Question

The system shown to the right is a standard Atwood machine. if the mass of B is 6.25 kg and the mass of A is 1.38 kg, how fast is block B accelerating?​

Answer 1

The acceleration 'a' of Block B is 6.26
`ms^(-2)`.

Step-by-Step Explanation:

The mass of Block B is more than Block A so under the influence of gravitational acceleration 'g' = 9.8
`ms^(-2)` The system will move such that Block B moves downward and Block A moves upward with an acceleration 'a'.

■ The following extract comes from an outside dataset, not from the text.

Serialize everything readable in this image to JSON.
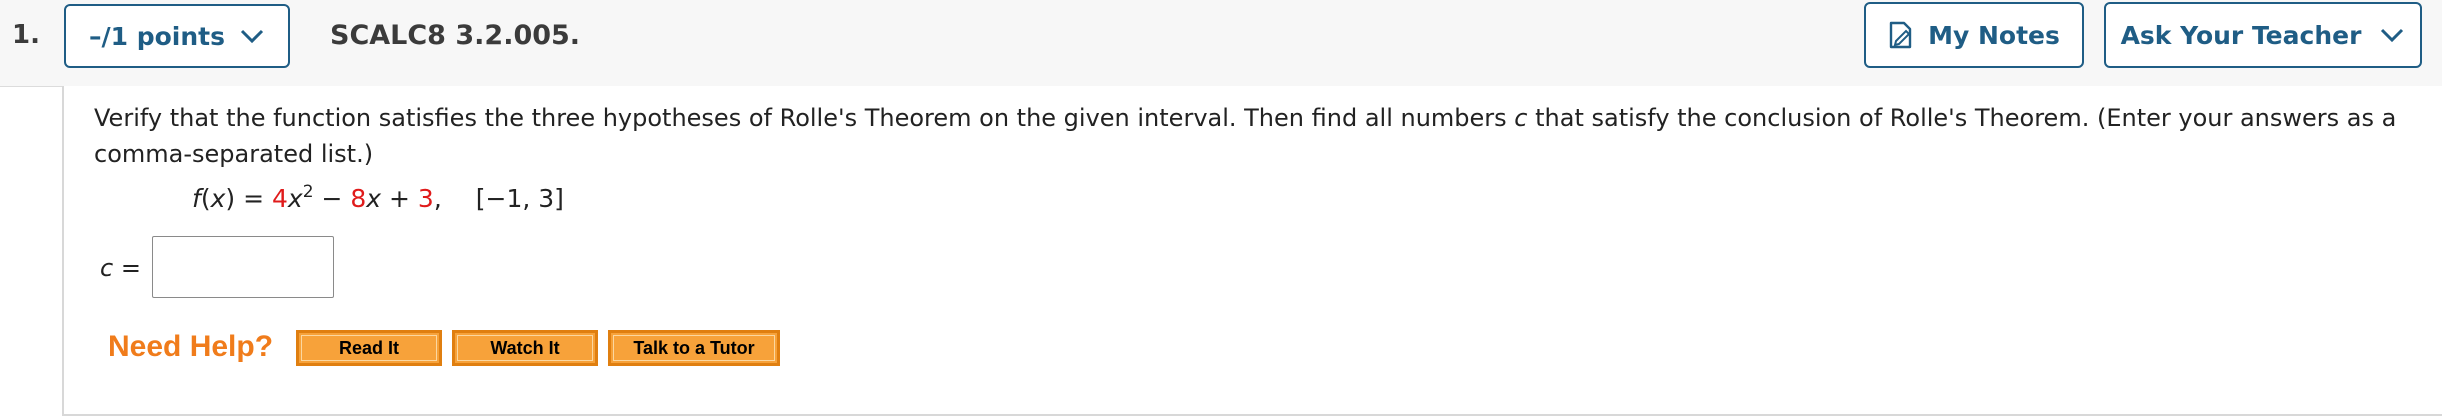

The net force 'F' that produces this acceleration 'a' is the difference in the weights of the two blocks.

F = ma

F = (mB) g - (mA) g where mA = mass of block A , mB = mass of block B

⇒ ma = (mB) g - (mA) g where m is the total mass of the system

(mA + mB)a = (mB) g - (mA) g

Hence; acceleration 'a' is given as:

`a = (mB - mA)g/(mA + mB)`

`a = (6.25 - 1.38)9.8/(6.25+1.38)`

`a = 4.87(9.8)/7.63\\a = 47.73/7.63\\a = 6.26 ms^(-2)`

Answer 2

`6.3 m/s^2`

Step-by-step explanation:

Let's write the equations of motion for the two blocks:

`m_B g - T = m_B a\\T - m_A g = m_A a`

where

T is the tension in cable

mA = 1.38 kg is the mass of block A

mB = 6.25 kg is the mass of block B

g = 9.8 m/s^2 is the gravitational acceleration

a = ? is the acceleration of the system

Solving the first equation for T we find

`T= m_B g - m_B a`

And substituting into the second one:

`m_B g - m_B a - m_A g = m_A a\\a=(m_B - m_A)/(m_A + m_B)g=(6.25 kg - 1.38 kg)/(6.25 kg + 1.38 kg)(9.8 m/s^2)=6.3 m/s^2`